A ubiquitous phrase in literature describing the Truffle language implementation framework is "Tree Rewriting". It's often said that this allows tree nodes to become more specialized to their operands (like their types).
However, in tutorials such as this one and this one, there is no tree rewriting as far as I can see. Nodes become specialized by mutating a state field in them that tells them what's their current assumption about the type of their operands, and then branching on the value of that field.
So presumably, what handles AST Node rewriting is the Truffle framework itself.
So my question is : What does Truffle literature mean when it mentions "Tree Rewriting" ? When exactly is a Node told to replace itself ? and how does it replace itself ? and what does that gain us ?

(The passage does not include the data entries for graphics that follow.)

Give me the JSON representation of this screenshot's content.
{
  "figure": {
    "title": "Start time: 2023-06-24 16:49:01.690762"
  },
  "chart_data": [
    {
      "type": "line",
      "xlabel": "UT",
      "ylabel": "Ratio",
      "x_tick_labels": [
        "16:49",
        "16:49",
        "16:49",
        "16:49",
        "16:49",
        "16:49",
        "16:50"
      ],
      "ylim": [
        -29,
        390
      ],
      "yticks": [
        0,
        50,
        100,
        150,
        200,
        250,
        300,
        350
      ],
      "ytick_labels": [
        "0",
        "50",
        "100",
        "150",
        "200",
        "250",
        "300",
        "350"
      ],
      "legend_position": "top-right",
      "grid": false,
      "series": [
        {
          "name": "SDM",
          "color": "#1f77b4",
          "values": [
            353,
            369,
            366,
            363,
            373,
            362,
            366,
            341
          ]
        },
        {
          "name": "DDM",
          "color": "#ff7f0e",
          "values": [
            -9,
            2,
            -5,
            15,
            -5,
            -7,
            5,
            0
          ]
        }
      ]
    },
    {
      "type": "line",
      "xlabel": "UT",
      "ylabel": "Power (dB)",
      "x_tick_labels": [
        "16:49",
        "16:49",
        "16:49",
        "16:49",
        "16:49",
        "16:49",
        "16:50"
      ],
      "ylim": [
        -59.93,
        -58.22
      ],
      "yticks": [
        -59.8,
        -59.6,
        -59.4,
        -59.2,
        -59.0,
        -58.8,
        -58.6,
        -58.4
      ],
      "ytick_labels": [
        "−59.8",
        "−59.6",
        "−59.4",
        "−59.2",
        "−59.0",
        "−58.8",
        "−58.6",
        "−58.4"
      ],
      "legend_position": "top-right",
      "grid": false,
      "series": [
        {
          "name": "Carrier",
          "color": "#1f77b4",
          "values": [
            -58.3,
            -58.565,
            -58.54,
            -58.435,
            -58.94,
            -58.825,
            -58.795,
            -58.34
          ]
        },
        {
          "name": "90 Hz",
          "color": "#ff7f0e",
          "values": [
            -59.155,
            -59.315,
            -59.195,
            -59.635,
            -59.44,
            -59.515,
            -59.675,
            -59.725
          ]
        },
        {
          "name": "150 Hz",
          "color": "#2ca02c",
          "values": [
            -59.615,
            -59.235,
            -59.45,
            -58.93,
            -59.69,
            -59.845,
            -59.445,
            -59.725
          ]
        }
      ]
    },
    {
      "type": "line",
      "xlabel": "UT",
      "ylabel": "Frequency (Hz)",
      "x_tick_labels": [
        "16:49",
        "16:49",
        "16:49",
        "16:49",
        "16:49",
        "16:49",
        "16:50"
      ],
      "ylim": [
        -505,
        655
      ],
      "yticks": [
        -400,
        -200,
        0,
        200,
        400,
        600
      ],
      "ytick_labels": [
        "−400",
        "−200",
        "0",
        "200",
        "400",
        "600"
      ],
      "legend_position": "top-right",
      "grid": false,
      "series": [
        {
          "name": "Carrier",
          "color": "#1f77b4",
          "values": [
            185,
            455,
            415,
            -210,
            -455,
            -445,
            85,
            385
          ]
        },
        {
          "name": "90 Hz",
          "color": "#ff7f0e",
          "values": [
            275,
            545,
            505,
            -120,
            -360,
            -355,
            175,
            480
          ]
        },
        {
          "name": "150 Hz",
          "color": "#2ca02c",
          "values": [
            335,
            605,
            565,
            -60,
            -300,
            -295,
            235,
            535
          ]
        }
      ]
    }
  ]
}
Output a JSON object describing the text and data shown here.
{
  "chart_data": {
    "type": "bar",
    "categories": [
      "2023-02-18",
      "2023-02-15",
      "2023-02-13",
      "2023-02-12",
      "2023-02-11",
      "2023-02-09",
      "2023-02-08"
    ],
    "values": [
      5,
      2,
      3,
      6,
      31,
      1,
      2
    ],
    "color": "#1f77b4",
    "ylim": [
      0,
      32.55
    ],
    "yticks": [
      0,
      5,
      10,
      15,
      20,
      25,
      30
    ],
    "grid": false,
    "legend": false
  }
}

I have read lots of papers and seen tons of presentation on Truffle and Graal and it's never clear to me what's meant by this.
Very good questions! Let me try to shed some light.
Tree rewriting (or AST Self specializing), as you pointed out, is a technique in which the AST node can replace itself with a more specialized node when it observes a situation where the more specialized node will perform the job better (e.g. faster execution for a certain input type).
Now, one could implement this literally:
And historically some Truffle Interprets were written in this way and you can still see the API supporting this (e.g. https://www.graalvm.org/truffle/javadoc/com/oracle/truffle/api/nodes/Node.html#replace-T-).
This is all fine and dandy, but if you have a lot of specializations (as one does in say TruffleRuby) then the approach starts to become slow and puts pressure on the garbage collector.
To avoid the allocations the Truffle DSL generates a single node which does not "replace" itself literally when rewriting but rather rewrites itself by changing it's own state (though a literal
state
field) to track which specializations are "active". That way, truffle can allocate just one node in the AST and do the rewrites internally on that node.So, TL;DR; Node Rewriting is implemented as state changes in the node itself for performance reasons.